Le contenu à la rescousse

C’est le genre de tactique qui peut bien fonctionner pour un magazine comme celui-là. Ses articles sont prisés, et leur contenu ne se trouve pas facilement ailleurs, gratuitement. L’utilisateur bloqué qui s’intéresse à Wired et que l’on interpelle de la sorte pourrait bien être réceptif et accepter la proposition offerte.

 

Pour d’autres médias, c’est moins évident.

 

Ce l’est encore moins pour des annonceurs qui dépensent des fortunes en bannières, big boxeset autres vitrines numériques.
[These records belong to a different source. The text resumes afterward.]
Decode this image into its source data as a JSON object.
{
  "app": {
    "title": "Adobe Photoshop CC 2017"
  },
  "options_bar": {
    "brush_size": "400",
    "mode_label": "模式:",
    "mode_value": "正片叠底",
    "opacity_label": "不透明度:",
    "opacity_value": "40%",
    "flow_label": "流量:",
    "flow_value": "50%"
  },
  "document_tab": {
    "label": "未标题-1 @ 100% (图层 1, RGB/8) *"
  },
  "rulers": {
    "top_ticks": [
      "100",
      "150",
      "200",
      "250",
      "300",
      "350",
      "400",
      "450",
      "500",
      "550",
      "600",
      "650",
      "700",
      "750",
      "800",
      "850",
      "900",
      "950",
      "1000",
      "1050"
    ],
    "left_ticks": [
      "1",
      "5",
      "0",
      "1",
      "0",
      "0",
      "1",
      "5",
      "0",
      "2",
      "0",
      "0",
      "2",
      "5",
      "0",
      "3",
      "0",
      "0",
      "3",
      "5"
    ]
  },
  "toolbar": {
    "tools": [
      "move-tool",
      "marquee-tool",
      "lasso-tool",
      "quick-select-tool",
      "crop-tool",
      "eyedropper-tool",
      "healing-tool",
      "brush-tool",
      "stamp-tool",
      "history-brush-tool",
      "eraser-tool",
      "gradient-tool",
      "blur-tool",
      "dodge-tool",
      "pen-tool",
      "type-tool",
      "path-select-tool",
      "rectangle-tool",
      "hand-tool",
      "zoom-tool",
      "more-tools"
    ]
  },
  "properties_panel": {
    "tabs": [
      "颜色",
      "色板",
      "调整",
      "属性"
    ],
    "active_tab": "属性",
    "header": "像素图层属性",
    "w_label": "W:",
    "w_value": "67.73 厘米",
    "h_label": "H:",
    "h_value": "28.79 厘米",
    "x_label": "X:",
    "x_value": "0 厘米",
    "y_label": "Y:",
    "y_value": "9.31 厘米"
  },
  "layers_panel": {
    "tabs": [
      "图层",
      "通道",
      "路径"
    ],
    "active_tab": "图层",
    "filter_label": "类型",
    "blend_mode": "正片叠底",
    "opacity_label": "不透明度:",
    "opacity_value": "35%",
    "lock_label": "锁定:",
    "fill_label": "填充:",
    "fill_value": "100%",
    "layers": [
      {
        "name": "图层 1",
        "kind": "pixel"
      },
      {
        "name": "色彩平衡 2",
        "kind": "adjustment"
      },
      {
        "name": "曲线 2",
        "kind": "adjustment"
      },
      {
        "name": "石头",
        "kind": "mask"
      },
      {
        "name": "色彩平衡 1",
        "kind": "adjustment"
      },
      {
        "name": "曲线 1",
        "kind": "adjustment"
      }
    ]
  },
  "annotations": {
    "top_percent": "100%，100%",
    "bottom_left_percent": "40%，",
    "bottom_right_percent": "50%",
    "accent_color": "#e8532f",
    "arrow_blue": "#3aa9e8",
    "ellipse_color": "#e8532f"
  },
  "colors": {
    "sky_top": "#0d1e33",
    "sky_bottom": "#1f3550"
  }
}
D’autant que la popularité d’AdBlock leur envoie un message clair : nous ne voulons plus de vos pubs inutiles, dénuées d’imagination, et intrusives.

 

C’est là que le marketing de contenu entre en jeu : en proposant aux entreprises de créer des contenus instructifs, bien conçus et utiles qui permettent de modifier le rapport qu’entretiennent les gens avec la marque.

 

Ils interpellent l’auditoire en lui offrant quelque chose plutôt que de lui enfoncer un produit dans la gorge. Il s’agit d’une nouvelle manière d’entretenir le rapport entre les marques et les individus : une relation basée sur un échange supérieur, qui va au-delà d’une transaction financière contre un bien ou un service.

 

Bref, on se rapproche d’un rapport entre un média et son consommateur plutôt qu’entre un produit et son acheteur.

 

Faire voir son contenu

L’ennui, c’est que du contenu, en ligne, il n’y a que ça.

 

On sait désormais que les réseaux sociaux sont beaucoup moins efficaces qu’autrefois pour en assurer la diffusion, même à ceux qui «aiment» une page. Il existe cependant plusieurs manières de parvenir à joindre les consommateurs, malgré cela, en utilisant le contenu.

 

Au-delà des considérations de SEO et de la qualité dudit contenu dont il sera amplement question dans ce blogue, de nouveaux outils de diffusion font leur apparition dans l’actualité numérique.

 

Par exemple, l’excellent agrégateur de contenus Pocket (qui lui aussi élimine la publicité des articles qu’on y dépose) propose désormais des articles commandités (sponsored content) dans son fil de nouvelles suggérées.

 

Notez que la commandite est clairement affichée, donc l’utilisateur sait qu’il s’apprête à lire un contenu payé par une entreprise, et non pas proposé par un tiers, comme le veut le principe de Pocket.

 

Pour les éditeurs de contenus commandités, il s’agit d’une excellente opportunité, puisque les utilisateurs de l’application sont déjà là pour lire des contenus de qualité.

 

Aussi, lors du récent festival South by Southwest, la compagnie iZi Mobile a lancé Tagly, une application entièrement consacrée aux contenus commandités.

 

J’ai un peu de difficulté à croire qu’un nouveau réseau social entièrement basé sur le contenu de marque, comme celui-ci, puisse susciter un réel engouement et l’adhésion de lecteurs en masse. Mais cette idée prouve que la nécessité de contourner la toute-puissance des algorithmes des réseaux sociaux donne naissance à de nouvelles manières d’envisager la diffusion efficace des contenus de marque.